Timothy,
On 3/12/25 1:00 PM, Timothy Resh wrote:
Thanks for your input on this issue. I have additional information on
this. What would happen if the temp directory gets this size of 38000
Files and 1.6GB of data? Has anyone seen tomcat slow down because of temp
directory size?
I don't believe Tomcat scans the temp/ directory for any reason, so I
don't think the size of the temp directory would impact Tomcat performance.

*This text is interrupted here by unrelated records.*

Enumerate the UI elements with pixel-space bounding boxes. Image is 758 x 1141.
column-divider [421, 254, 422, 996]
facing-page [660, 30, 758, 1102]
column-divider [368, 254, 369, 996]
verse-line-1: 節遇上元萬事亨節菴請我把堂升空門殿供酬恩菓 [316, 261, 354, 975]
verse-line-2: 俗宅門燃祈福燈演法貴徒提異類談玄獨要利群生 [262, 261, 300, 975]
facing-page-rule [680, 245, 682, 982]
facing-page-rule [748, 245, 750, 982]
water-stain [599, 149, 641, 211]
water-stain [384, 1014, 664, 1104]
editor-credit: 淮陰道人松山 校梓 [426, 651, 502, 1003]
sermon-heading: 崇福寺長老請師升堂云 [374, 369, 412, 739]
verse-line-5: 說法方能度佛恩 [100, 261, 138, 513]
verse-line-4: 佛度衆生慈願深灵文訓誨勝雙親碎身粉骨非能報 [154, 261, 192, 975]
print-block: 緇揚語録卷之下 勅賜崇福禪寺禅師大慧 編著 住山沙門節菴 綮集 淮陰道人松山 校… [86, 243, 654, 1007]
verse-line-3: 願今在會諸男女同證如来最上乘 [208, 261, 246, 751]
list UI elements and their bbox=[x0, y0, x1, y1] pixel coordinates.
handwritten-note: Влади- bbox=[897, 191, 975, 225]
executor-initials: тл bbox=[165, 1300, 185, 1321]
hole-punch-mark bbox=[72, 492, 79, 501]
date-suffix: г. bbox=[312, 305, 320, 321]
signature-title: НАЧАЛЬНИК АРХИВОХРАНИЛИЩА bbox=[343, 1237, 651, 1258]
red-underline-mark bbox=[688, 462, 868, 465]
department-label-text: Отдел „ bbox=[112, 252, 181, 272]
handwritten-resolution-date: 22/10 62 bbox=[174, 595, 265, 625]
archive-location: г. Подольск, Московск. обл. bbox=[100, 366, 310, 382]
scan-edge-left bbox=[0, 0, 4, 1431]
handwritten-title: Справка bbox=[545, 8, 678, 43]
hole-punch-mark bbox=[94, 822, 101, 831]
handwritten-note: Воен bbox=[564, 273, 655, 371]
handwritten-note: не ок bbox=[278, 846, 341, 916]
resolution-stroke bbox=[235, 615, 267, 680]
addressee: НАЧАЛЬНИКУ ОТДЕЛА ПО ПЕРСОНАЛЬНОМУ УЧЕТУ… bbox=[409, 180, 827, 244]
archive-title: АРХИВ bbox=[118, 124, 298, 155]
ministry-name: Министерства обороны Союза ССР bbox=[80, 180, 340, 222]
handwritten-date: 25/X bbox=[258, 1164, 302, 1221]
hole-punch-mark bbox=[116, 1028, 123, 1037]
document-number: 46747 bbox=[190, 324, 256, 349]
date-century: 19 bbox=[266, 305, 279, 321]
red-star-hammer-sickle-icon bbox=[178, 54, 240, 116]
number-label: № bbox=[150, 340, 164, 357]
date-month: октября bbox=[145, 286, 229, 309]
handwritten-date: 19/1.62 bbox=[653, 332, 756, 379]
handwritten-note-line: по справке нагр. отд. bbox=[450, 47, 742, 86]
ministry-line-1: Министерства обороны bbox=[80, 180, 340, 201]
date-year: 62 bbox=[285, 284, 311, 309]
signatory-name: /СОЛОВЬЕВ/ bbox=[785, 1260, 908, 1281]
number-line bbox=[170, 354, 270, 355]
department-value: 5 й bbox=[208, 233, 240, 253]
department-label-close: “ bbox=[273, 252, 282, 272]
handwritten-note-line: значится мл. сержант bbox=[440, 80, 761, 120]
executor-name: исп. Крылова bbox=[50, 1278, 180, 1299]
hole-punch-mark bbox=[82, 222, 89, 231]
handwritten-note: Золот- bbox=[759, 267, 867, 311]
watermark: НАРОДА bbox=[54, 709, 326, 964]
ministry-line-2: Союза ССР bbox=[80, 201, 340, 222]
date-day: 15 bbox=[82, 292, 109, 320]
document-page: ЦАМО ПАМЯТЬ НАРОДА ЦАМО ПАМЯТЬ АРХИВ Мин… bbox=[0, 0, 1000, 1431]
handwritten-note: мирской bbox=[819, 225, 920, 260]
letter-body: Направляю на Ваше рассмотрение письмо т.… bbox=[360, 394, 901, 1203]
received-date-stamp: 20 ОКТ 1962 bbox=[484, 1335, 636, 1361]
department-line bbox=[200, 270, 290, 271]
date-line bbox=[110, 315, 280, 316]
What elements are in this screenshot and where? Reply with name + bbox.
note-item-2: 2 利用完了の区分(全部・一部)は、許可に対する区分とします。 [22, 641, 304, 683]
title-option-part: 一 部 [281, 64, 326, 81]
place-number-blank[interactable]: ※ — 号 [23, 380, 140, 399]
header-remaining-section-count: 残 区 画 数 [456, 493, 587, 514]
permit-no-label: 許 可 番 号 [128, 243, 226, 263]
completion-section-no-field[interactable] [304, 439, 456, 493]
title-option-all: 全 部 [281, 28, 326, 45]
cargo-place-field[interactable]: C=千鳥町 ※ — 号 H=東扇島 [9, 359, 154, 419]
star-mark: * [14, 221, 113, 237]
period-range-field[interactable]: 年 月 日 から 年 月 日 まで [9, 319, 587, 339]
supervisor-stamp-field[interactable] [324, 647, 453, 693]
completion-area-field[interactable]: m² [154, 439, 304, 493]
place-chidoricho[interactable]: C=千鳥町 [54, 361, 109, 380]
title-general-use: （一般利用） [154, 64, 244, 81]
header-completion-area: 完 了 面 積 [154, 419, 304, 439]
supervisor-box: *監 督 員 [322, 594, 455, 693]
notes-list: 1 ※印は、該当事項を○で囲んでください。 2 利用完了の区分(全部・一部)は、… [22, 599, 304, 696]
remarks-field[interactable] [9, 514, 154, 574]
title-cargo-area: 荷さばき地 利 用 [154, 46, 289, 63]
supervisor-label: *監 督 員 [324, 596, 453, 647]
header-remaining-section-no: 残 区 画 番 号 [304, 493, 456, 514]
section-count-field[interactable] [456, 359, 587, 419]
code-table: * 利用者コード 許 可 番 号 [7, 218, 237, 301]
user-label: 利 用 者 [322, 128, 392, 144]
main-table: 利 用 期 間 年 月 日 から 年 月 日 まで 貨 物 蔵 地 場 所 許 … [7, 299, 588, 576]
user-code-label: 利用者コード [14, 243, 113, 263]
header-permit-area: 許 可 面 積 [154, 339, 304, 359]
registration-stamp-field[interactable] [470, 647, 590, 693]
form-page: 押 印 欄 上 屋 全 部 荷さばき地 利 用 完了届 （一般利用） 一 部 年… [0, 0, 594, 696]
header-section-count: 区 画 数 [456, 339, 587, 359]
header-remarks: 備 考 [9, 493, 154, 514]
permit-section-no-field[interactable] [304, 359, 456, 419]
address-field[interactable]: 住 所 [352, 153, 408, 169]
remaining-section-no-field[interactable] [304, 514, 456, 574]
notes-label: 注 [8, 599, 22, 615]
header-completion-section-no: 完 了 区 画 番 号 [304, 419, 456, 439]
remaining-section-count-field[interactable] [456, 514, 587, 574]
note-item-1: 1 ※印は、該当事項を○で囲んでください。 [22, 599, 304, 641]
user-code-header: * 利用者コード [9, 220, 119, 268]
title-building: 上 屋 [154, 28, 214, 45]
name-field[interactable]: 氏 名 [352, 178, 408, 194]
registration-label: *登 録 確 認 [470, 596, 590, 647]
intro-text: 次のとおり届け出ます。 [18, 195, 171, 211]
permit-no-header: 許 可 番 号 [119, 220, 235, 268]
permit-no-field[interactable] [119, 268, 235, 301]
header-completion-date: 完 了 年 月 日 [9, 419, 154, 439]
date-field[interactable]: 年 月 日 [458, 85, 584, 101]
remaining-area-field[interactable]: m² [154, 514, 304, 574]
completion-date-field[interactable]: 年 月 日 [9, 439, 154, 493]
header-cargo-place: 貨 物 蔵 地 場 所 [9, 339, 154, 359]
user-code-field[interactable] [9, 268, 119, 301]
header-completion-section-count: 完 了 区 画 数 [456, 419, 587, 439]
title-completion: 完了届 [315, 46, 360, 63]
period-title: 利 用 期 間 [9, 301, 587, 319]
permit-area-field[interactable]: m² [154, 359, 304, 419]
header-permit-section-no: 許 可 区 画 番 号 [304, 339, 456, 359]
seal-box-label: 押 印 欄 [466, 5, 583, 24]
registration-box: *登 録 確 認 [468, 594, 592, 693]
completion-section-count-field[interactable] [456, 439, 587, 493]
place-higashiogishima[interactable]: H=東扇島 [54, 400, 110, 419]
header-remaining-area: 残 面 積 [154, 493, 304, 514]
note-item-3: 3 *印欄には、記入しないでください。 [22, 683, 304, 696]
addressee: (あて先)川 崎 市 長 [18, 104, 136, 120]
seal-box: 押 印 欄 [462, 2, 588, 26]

That said, a thread dump showing what your threads are actually doing
would point directly to that, if it were a problem.
-chris
On Sun, Mar 9, 2025 at 1:01 PM Suvendu Sekhar Mondal <suv3...@gmail.com>
wrote:
Hi Timothy,
Since you are running Tomcat on Windows Server 2016, I'll suggest to
capture OS level CPU utilization by threads and then tally them with the
threads in Java thread dumps to identify the cause.
Run Process Explorer as an administrator. Right-click the process, select
Properties, and then select the Threads tab. Sort by CPU column and note
thread ID. Note top CPU consuming thread IDs. Convert those numbers to hex
values and search it in the thread dumps.
On Sat, Mar 8, 2025, 5:31 AM Christopher Schultz <
ch...@christopherschultz.net> wrote:
Chuck,
On 3/7/25 5:38 PM, Chuck Caldarale wrote:
On 2025 Mar 7, at 16:06, Timothy Resh <mresh1...@gmail.com> wrote:
Dear Apache Support Team,
I'm running Tomcat 9.0.98 in the AWS Cloud. After several days of use,
we
see that the CPU utilization eventually reaches 100% in the Cloud, but
when
we RDP into the Server and look at the Task Manager, we do not see the
performance being impacted. However, users complain of severe
slowdowns,
and sometimes, it stops responding.
We are trying to discover what may be the issue. We have an automated
process that will fire off a restart when it reaches 100% utilization.
We
want to get more information by using a JPS, Jconsole, or some other
Java
utility to capture additional information before the restart. Do you
have
any suggestions in capturing this information before restart?
> Try taking several full thread dumps a few seconds apart to see >
where threads are executing. You can use a profiler if you have one,
the jcmd or jstack JDK utilities, or VisualVM (separate download,
these days). The jconsole utility can also be used to look at each
individual thread one by one, but that’s somewhat painful. VisualVM
can let you determine quickly by eye which threads are burning up
the CPU.
+1
With 11 web applications deployed, you may have some performance issues
if you have a lot of scannable files and you are using reloadable="true"
in META-INF/context.xml.
But a thread dump is going to be very informative.